Clef des Grands Mystères
Complément indispensable de toute tenue dans le Temple couvert, il parachève l’œuvre communautaire par le partage des nourritures. Une tenue peut d’ailleurs se réduire à lui. La salle du banquet, à l’Occident du Temple, en est l’espace de transmutation.
L’art de se tenir à table correspond depuis toujours à l’art de sagesse, à l’art du Verbe. L’initiation ne peut se passer de cet aspect opératif et magique qui associe la partage spirituel à l’échange matériel.
Tout travail de table commence par un rituel du grade et se termine par une chaîne d’union. Il ne peut être anarchique. Il doit être ordonné selon la Règle. La table est symboliquement toujours servie. En prenant place, les frères posent les mains, doigts en équerre. Ils font ainsi une accolade à cette table et reconnaissent la présence des Initiés Passés à l’Orient Eternel, perpétuellement présents.
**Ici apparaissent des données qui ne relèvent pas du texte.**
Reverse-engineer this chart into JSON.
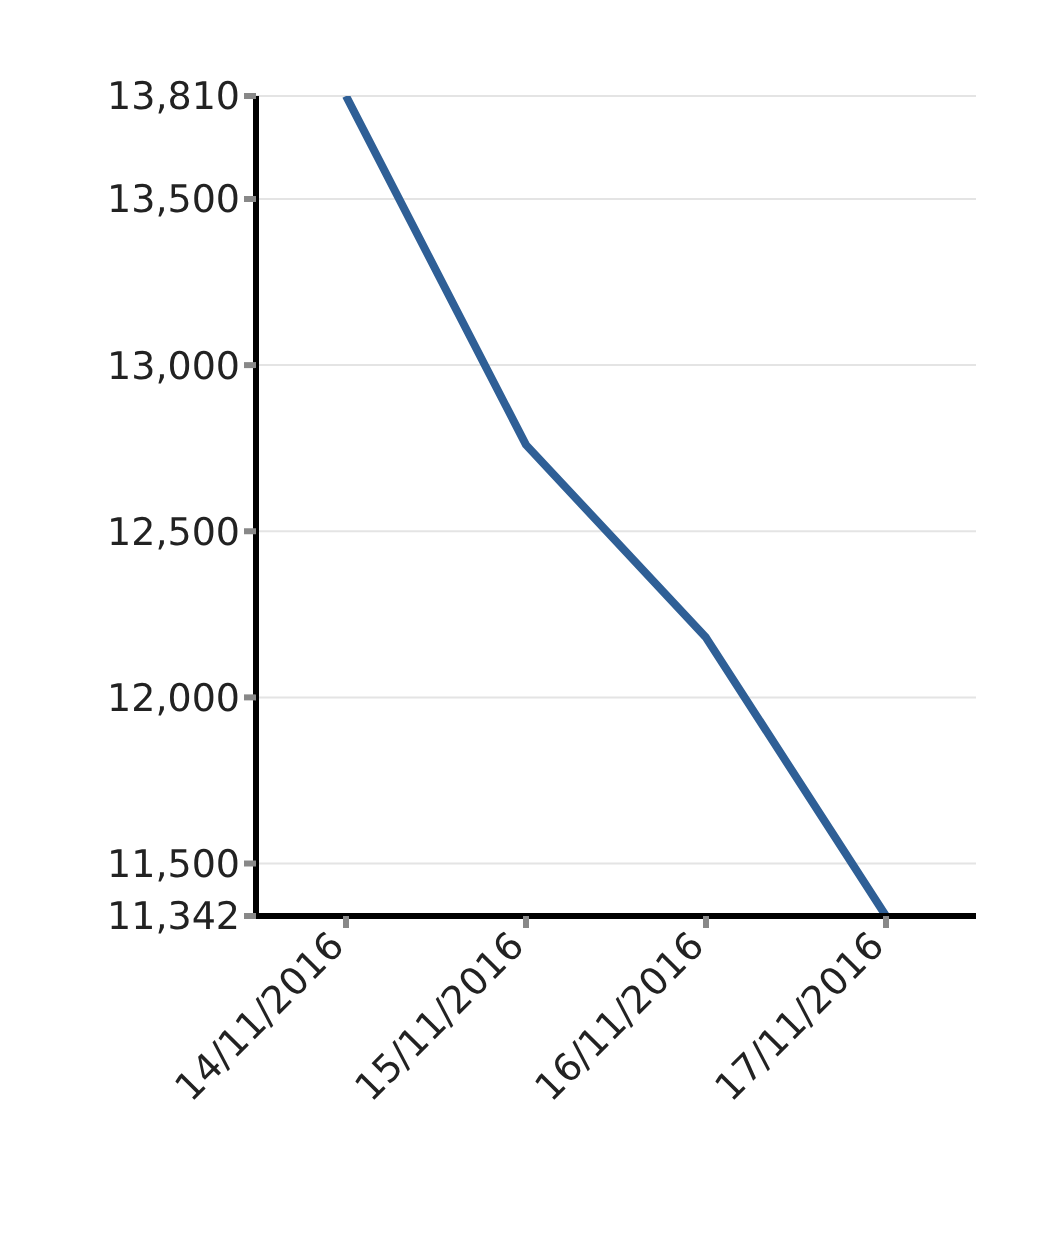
{
  "chart_data": {
    "type": "line",
    "categories": [
      "14/11/2016",
      "15/11/2016",
      "16/11/2016",
      "17/11/2016"
    ],
    "series": [
      {
        "color": "#2f5f96",
        "values": [
          13810,
          12760,
          12180,
          11342
        ]
      }
    ],
    "ylim": [
      11342,
      13810
    ],
    "yticks": [
      {
        "value": 11342,
        "label": "11,342"
      },
      {
        "value": 11500,
        "label": "11,500"
      },
      {
        "value": 12000,
        "label": "12,000"
      },
      {
        "value": 12500,
        "label": "12,500"
      },
      {
        "value": 13000,
        "label": "13,000"
      },
      {
        "value": 13500,
        "label": "13,500"
      },
      {
        "value": 13810,
        "label": "13,810"
      }
    ],
    "grid": "y",
    "marker": "none",
    "line_style": "solid"
  }
}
La circulation des énergies
Tout l’être est sollicité au banquet qui mobilise les cinq sens. La parole qui circule nourrit les frères bien plus que tout autre travail. Le rire en est indissociable, rappelant que Dieu fait apparaître la lumière et crée le monde en éclatant de rire. Comme dans le Temple, chacun s’adresse au Tableau de Loge, à l’invite du Vénérable Maître. La nappe, d’un blanc immaculé, est le Tableau du banquet. Des questions de table sont abordées ainsi que des compléments au sujet de la tenue, les Apprentis pouvant s’exprimer.
Là sont communiqués concrètement tous les mystères. C’est un outil de perception très efficace car tout y est révélé. Il permet de sacraliser un moment essentiel que nous devons préserver car il donne accès dans l’instant à la Cause. L’énergie se rassemble dans ce moment de plénitude fraternelle. On touche la vie en esprit et toutes les formes de vie y sont présentes. Toutes les forces sont rechargées et stabilisées dans le banquet. La vitalité de la communauté s’épuise quand elle est dispersée; là elle se recharge et chacun reprend la puissance nécessaire à l’accomplissement du quotidien. Les liens entre les frères se renforcent.
L’amour fraternel
Les frères ne peuvent se réunir sans banquet car la nourriture fondamentale qui y est consommée est le Verbe, cette énergie spirituelle essentielle. Il a été prononcé dans le Temple couvert et il doit être assimilé. A la table, il se fait chair très concrètement. Rien d’innocent n’y est proposé. La plus grande vigilance est nécessaire. Les nourritures du corps s’associent avec celles de l’Esprit.
Le vin est l’essence de la création. Il est rituellement partagé et bu à la gloire du Grand Architecte de l’Univers. Il est la boisson d’immortalité qui va éveiller l’âme des frères et fertiliser tous leurs sens. Ainsi s’obtient l’ivresse divine. Le vin est la vigilance de la table.
Par la circulation du pain, toute possibilité de transmutation est offerte, à chaque fois, inlassablement. Il se crée une communion qui rassemble tous les frères, du dernier apprenti entré aux Initiés Passés à l’Orient Eternel. Là est la persévérance de la table.
Le pain, qui est une pierre brute, est la substance de la création. L’absorber revient à manger une création du Grand Architecte, à absorber son Esprit et à poursuivre son Oeuvre. Le banquet consiste donc à manger la pierre, celle que l’on taille en communauté et qui naît de la table. Le rôle des maîtres est notamment d’indiquer aux plus jeunes la pierre qu’il faut savoir absorber.
Autour de la table se révèle l’aspect opératif de la communion fraternelle. Le partage qui s’accomplit sur tous les plans est un acte d’amour, de don qui aboutit à une plénitude unissant l’existence terrestre à la vie céleste.